TM> Only if photographs are prohibited.

Even if pictures are not prohibited, you may not take pictures and
republish them.  That's an infringement of copyright.

TM> And in just about every museum out there photographs ARE prohibited,
TM> as a matter of fact, simply for this reason.

No, most museums that prohibit photography do so to protect the works in
question (although such protection really isn't needed, as flash doesn't
damage paintings and such in the ways that people assume).  In some
cases, it is to prevent piracy by people who think that copyrights don't
protect photos in a museum.

TM> Even if a guard doesen't come running up to you, the facts are that
TM> you have no permission to take the photograph, thus no right to
TM> publish it.

Permission to take a photograph and permission to publish it are two
different rights.

TM> Yes, I am aware of that - IN THE UNITED STATES - laws differ in other
TM> countries though.

Other countries are often even more restrictive, if they have copyright
laws at all (some don't).

TM> As an author of course you ought to know that I am on the side of
TM> electronic publishing being considered the same as print publishing.

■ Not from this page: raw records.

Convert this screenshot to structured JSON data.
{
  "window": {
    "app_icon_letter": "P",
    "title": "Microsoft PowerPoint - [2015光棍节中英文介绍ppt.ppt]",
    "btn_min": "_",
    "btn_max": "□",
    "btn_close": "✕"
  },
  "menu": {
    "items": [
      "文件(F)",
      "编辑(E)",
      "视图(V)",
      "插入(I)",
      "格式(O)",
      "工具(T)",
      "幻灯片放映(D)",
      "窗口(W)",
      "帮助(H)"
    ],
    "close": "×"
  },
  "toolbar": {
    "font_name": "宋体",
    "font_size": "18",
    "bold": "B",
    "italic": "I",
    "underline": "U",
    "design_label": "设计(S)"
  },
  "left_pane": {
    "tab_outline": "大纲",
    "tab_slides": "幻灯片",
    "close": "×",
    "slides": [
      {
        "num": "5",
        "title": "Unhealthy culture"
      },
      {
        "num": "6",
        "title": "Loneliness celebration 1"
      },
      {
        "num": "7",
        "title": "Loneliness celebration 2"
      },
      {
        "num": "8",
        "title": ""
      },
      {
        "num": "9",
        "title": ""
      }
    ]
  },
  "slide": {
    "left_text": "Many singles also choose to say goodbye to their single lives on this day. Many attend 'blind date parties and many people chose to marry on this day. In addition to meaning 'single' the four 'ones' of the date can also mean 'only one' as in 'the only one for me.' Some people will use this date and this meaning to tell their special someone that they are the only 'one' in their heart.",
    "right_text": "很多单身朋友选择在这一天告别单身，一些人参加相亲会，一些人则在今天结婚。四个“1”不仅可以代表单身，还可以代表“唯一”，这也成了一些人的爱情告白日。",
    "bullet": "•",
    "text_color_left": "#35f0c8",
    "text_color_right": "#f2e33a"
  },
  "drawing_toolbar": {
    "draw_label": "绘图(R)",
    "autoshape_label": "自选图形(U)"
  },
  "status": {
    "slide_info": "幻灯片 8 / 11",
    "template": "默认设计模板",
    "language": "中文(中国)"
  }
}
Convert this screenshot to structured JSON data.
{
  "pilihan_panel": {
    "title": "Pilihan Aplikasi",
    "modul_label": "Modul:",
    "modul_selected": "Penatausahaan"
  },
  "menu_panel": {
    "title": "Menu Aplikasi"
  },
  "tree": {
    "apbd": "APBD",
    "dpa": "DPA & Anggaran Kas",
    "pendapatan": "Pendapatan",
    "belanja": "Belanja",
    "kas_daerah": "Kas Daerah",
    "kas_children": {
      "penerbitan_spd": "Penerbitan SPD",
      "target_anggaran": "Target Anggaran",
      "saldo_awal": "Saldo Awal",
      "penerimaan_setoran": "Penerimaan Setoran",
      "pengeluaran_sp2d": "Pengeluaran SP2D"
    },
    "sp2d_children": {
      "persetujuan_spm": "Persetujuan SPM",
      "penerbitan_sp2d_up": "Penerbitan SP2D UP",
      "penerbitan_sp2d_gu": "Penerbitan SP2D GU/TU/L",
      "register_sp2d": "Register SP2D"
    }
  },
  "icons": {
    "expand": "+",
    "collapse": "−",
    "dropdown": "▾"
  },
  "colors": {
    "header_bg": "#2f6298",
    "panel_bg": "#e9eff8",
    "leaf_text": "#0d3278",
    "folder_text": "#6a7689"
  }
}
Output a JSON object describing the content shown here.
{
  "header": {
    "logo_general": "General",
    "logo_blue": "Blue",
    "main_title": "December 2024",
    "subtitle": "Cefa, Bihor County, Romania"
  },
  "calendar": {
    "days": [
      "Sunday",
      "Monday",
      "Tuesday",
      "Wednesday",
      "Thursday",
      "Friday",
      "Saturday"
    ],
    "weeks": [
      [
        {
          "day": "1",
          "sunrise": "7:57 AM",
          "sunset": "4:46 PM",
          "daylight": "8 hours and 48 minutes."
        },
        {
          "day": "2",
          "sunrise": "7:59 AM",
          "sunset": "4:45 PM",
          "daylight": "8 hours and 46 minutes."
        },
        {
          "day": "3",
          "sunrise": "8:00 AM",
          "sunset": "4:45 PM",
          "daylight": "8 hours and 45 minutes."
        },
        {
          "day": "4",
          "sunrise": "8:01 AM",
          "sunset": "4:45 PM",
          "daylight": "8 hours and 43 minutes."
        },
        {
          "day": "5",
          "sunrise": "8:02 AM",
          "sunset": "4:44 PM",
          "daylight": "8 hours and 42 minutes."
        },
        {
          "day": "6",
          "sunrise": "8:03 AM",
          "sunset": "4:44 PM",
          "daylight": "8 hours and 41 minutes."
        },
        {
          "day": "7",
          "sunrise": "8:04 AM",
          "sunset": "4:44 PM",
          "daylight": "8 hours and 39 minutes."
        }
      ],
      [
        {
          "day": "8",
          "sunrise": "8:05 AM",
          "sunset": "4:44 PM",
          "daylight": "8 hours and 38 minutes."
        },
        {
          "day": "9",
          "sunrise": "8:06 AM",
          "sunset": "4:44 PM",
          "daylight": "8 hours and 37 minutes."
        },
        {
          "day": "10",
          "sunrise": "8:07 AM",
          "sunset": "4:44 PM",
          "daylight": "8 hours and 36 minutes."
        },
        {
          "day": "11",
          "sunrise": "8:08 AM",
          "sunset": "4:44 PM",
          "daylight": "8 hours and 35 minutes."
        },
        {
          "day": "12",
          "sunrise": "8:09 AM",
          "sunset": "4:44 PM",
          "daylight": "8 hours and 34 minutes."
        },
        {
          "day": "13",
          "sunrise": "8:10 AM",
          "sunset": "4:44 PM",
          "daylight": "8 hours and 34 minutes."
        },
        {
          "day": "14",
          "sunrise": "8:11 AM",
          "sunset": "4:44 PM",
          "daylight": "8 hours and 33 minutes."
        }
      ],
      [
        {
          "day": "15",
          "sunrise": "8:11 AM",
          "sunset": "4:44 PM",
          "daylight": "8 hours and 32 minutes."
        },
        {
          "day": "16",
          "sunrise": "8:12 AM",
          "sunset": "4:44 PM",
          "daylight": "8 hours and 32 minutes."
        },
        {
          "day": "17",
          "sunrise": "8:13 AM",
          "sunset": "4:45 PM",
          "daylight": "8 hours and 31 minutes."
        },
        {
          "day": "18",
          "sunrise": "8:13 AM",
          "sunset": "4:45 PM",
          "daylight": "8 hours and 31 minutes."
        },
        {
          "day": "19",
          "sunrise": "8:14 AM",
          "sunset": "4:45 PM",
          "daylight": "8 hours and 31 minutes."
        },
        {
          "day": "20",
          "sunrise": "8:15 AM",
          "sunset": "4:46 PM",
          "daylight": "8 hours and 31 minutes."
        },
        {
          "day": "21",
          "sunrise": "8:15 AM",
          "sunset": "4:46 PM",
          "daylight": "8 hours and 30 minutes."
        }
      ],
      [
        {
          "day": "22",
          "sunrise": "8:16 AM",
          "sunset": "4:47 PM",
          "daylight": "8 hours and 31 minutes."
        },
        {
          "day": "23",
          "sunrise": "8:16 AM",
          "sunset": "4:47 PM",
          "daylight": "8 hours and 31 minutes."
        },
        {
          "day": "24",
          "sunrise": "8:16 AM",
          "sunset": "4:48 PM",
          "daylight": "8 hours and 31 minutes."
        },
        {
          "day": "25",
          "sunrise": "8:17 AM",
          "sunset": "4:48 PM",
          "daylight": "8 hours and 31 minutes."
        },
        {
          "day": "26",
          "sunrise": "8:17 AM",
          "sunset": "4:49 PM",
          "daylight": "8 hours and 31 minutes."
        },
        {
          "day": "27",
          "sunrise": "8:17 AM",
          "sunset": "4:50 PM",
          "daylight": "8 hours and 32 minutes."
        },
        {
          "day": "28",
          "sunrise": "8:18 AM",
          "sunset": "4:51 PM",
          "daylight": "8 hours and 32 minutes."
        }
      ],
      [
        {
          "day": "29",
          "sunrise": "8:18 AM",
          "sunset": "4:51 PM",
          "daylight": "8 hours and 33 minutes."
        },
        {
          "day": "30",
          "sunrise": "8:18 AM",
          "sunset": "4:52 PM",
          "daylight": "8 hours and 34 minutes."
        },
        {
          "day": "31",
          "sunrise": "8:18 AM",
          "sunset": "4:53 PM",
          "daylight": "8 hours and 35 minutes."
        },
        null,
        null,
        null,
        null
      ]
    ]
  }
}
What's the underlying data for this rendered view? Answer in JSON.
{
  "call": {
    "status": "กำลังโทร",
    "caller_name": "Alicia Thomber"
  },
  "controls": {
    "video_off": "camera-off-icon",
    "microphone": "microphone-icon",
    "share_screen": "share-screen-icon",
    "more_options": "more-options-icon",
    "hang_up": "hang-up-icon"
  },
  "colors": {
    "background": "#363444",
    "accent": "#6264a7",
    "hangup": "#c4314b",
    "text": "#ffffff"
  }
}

In that case, I'm surprised that you would assert that publishing in one
venue implicitly grants permission to publish in other venues.  This is
like saying that if I have your book (which, incidentally, I do), I can
make photocopies of it freely.  By selling your book to me, you made it
public and implicitly granted permission to make other copies of it that
are also accessible to the public ... right?

TM> Naturally the electronic content creators are continually trying
TM> to get laws into place that consider e-publishing as some sort of
TM> "special" publishing exempt from the First Amendment.  Is that what
TM> YOU want?

Copyright protection has nothing to do with the First Amendment.

TM> Until case law has defined e-publishing as under First Amendment
TM> rights it is in that grey area of could be interpreted one way
TM> and could be interpreted the other.  I am SQUARELY in favor of
TM> interpreting it under First Amendment rights which include Fair
TM> Use ...

The First Amendment and copyright law (including fair-use rights) are
completely unrelated.

The First Amendment protects the freedom of expression, and allows a
person to express his own opinion.  Copyright law protects the tangible
expression of creative effort, and allows a person to control the way
his own work is used by others.  Two completely different concepts.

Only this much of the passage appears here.